The projects call for sanitary sewers to be installed north of Shields Road between Interstate 76 and state Route 11. State Route 46 runs through the middle of the project area.
Township Trustee Bill Reese said that developers have bought most of the available land along state Route 46 in the township and that he expects as many as 350 to 450 homes to be built in the area in the next several years.
Canfield Township is expected to be the top community in Mahoning and Trumbull counties for single-family housing construction this year.
Between 80 and 100 residents attended a meeting about the sewer project Wednesday night, and about 80 percent of those residents supported it, said Reese and Mahoning County Sanitary Engineer Joe Warino.
Both said they expected to have additional public meetings on the project once the cost estimates are completed. Warino said his office and the township also may conduct a survey by mail to determine if residents would support a sewer project.
Three areas of concern
The project discussed Wednesday night is different from the sewer proposal presented at a meeting at the Messerly Road fire station in May. Warino said there are three sections of the township that most likely will need sanitary sewers in the near future: the area discussed Wednesday, the area around Tippecanoe Road and U.S. Route 62 that was discussed at the May meeting, and the Cayman Bluff area off North Palmyra Road.

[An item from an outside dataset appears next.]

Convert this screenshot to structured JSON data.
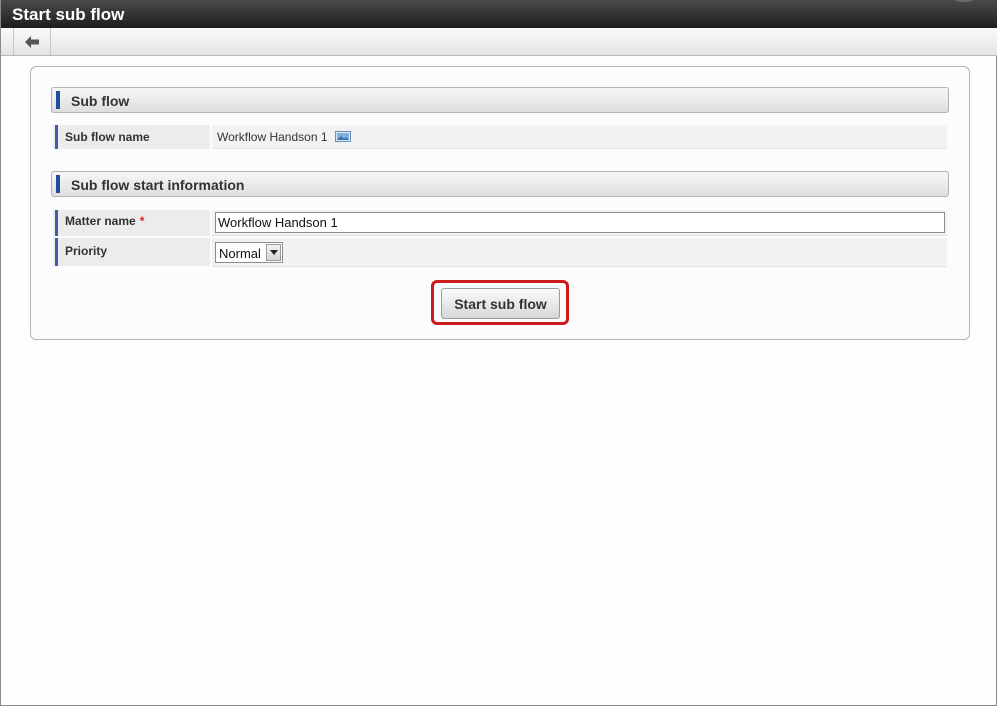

Both Warino and Reese noted that several septic systems in those areas are old and failing, and that county, state and federal environmental and health agencies could order the township to install sewers in the future because of septic system pollution.
Warino said his office would like trustees to determine where sewers should be installed first. Township officials most likely would apply for a state Issue 2 grant to help pay for the projects.
Homeowners would have to pay for some of the work through assessments. Warino also noted that his office wants to work with developers in an effort to reduce the cost to homeowners.